The indictment alleges that the purpose of NORFED is to mix Liberty Dollars into the current money of the United States, and further alleges that NORFED intends for the Liberty Dollar to be used as current money in order to limit reliance on, and to compete with, United States currency.

Oh no, we can't have businesses limiting reliance on and competing with US currency! We can't make it compete by being desirable, we have to eliminate competition with violence.

The indictment alleges that members affiliated with NORFED sell the Liberty Dollar coin at a greater price than they pay for it, and that the profit for these individuals is the difference between their discounted purchase price and the price for which they sell the coin. Additionally, according to the allegations contained in the indictment, a person who is not affiliated with NORFED pays the face value minted on the coin.

This is why I wouldn't buy Liberty Dollars - they don't sell for true value. (This is done in order that the conversion to regular dollars not change constantly with every fluctuation of the metal price. It brings a big benefit in convenience, but I still don't like it. I'd rather let a computer convert my purchase price based on current spot prices, and have metal coins that are worth their full weight). But it's comically absurd for the people who print Federal Reserve Notes, and pocket a profit equal to the full face value minus tiny printing costs, to complain about people making a profit from a currency.

And the most absurd statement of all:

“People understand that there is only one legal currency in the United States. When groups try to replace the U.S. dollar with coins and bills that don’t hold the same value, it affects the economy. Consumers were using their hard-earned money to buy goods and services, then getting fake change in return,” said Owen Harris, the Special Agent in Charge of the Charlotte Division of the FBI.

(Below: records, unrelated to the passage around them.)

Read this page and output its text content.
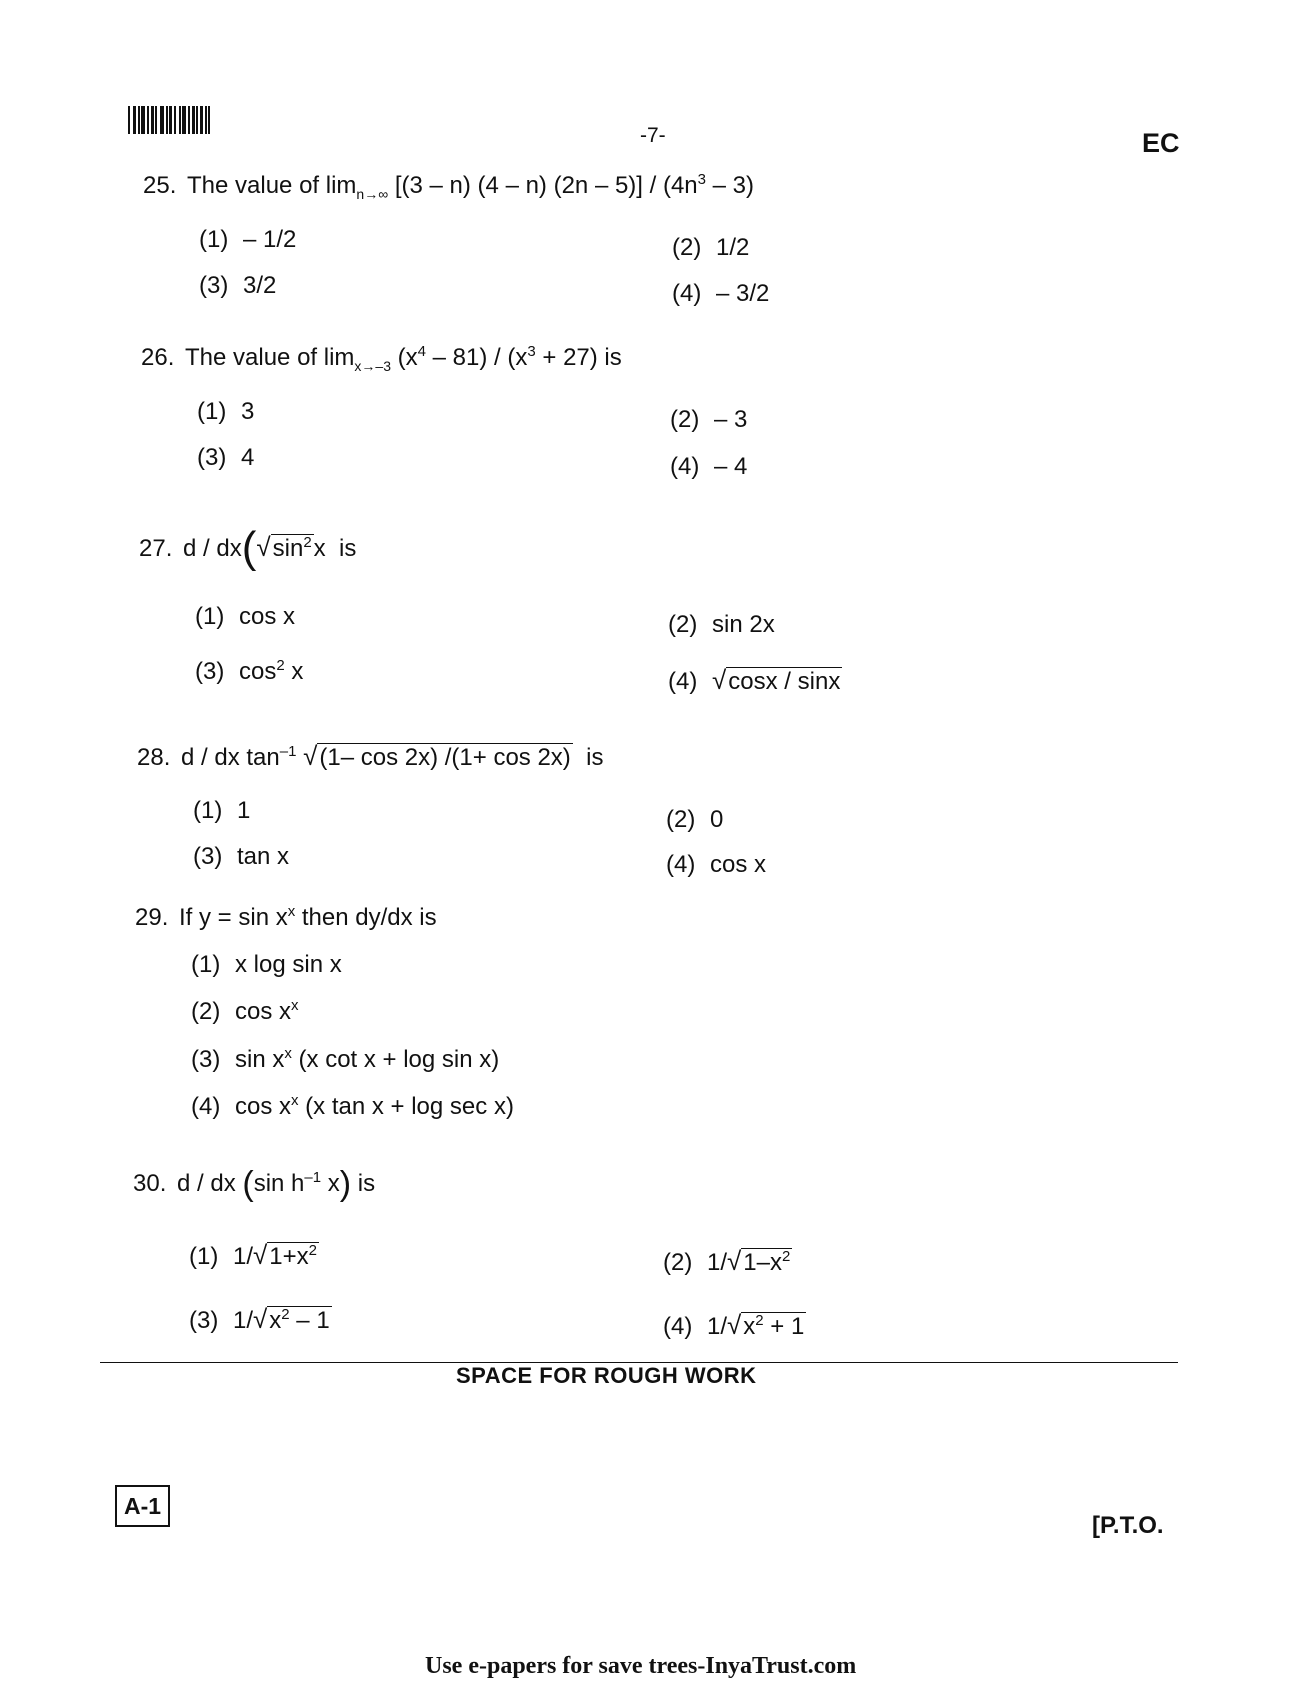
-7-	EC
25. The value of $\lim_{n\to\infty} [(3 - n)$ (4 – n) $(2n - 5)] / (4n^3 - 3)$
(1) – 1/2	(2) 1/2
(3) 3/2	(4) – 3/2
26. The value of $\lim_{x\to-3} (x^4 - 81) / (x^3 + 27)$ is
(1) 3	(2) – 3
(3) 4	(4) – 4
27. d / $dx(√\sin^2x$ is
(1) cos x	(2) sin 2x
(3) $\cos^2 x$	(4) √cosx / sinx
28. d / dx $\tan^{-1} √(1-$ cos 2x) /(1+ cos 2x) is
(1) 1	(2) 0
(3) tan x	(4) cos x
29. If $y = \sin x^x$ then dy/dx is
(1) x log sin x
(2) $\cos x^x$
(3) $\sin x^x$ (x cot x + log sin x)
(4) $\cos x^x$ (x tan x + log sec x)
30. d / dx (sin $h^{-1}$ x) is
(1) $1/√1+x^2$	(2) $1/√1-x^2$
(3) $1/√x^2 - 1$	(4) $1/√x^2 + 1$
SPACE FOR ROUGH WORK
A-1
[P.T.O.
Use e-papers for save trees-InyaTrust.com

That's right, metal-backed currencies don't hold the same value as violence-backed currencies. The former, everywhere and always, appreciates relative to the latter. Put another way, the former holds its value while the latter dwindles away. What a disingenuous comparison - or perhaps he is so utterly ignorant of the nature and history of money to have meant the reversed meaning.

And people wonder why we want to make government more competitive.